13

She was waiting for me on the broad steps with her schoolbag between her tiny ankles.

You’re late, she said, and I told her I was sorry and lifted her and placed her in the passenger seat.

My violin, she asked, and I told her it was in the boot. So she opened her music as we drove and practised with her fingers on an invisible finger-board. She functioned very well, I thought, among imaginary things, holding her chin down as if on an actual violin, her fingers moving across small, non-existent strings. I crossed the river again as she played and quietly hummed and hit traffic on the other side, so I parked in a side street and began to walk.

Why this way? she asked.

Because of the traffic, I told her.

You’ll get lost, she said.

No, I told her, I know these backstreets.

And I was beginning to. The shadowed arches, each of which held a courtyard with the sagging balconies and the curving steps. And I heard it again, dim, but unmistakable, from several roofs across, the sound of a distant cello.

Someone’s practising, she said.

Yes, I said, a cellist.

You can hear it? she asked, and I remember thinking it was odd.

Yes, I said, why shouldn’t I?

Because, she said, I’m not sure everyone can.

And the sound had faded now, or we had walked too far beyond it, and a group of schoolgirls came running down the cobbles, their laughter filling the air.

They can’t hear it.

Because it’s stopped.

No, she said, listen.

And we both stopped and listened. But I heard nothing.

Cellist, she said. Sounds like jealous.

She moved her hand again on the invisible strings, and hummed. And she kept humming till we came to the avenue with the alfresco tables and the bored waiters and the music college beyond, with the sounds of fractured practising coming from every open window.

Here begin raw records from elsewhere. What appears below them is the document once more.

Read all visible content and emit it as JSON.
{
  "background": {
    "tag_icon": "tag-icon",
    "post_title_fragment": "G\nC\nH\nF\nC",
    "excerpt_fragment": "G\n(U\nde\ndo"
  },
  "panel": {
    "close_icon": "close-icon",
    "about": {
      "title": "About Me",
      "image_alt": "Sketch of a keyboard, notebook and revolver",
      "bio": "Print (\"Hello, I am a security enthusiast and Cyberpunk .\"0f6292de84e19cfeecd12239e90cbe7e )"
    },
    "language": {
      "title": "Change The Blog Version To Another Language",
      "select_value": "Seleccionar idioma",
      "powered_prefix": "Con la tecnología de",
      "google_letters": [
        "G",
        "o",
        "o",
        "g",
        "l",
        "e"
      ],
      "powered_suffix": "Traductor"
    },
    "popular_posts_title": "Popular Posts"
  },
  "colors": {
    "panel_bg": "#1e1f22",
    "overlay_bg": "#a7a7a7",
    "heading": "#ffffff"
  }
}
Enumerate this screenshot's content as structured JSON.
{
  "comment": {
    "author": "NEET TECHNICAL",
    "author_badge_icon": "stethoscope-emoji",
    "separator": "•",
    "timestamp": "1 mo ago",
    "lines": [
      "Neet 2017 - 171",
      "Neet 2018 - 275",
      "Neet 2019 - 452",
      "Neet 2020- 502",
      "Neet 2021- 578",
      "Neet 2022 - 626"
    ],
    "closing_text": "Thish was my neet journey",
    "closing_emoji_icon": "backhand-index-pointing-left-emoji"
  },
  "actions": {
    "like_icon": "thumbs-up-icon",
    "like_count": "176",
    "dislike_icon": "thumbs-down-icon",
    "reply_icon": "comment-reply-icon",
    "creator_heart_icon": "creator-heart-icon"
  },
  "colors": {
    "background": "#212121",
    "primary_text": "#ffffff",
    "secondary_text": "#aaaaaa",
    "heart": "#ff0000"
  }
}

I waited while she walked up the steps into the great black hole behind the open door. I could hear flutes echoing from the building above, pianos, double basses, what seemed like a fractured orchestra, but no more sound of cello.

There was a small graveyard behind it. I had made it my habit to wander there while I waited out her lesson. The angled slabs with their incomprehensible names, the ivy creeping over the stone angel and the broken statue of some forgotten hero of a forgotten resistance.

I sat on a bench and my telephone rang and I saw Frank’s name come up, so I left it unanswered. Then I saw, beyond two lanes of graves across from me, a couple sitting in the shade of an old yew tree. The woman, plump and broad-hipped, had spread a napkin out between them and was paring a rind of cheese on to slices of bread. The man was pouring coffee from a flask. And I recognised the Pavels, husband and wife. They seemed out of place in the distant hum of traffic that was the city, lonely, yet intimately connected. And I walked towards them, wondering was that what the future held for all of us.

I have forgotten your name, the husband said, with a country-peasant formality.

Jonathan, I told him.

I would offer you coffee, but we have only one cup.

I’m fine.

Is this . . . accident . . . or did you search us out?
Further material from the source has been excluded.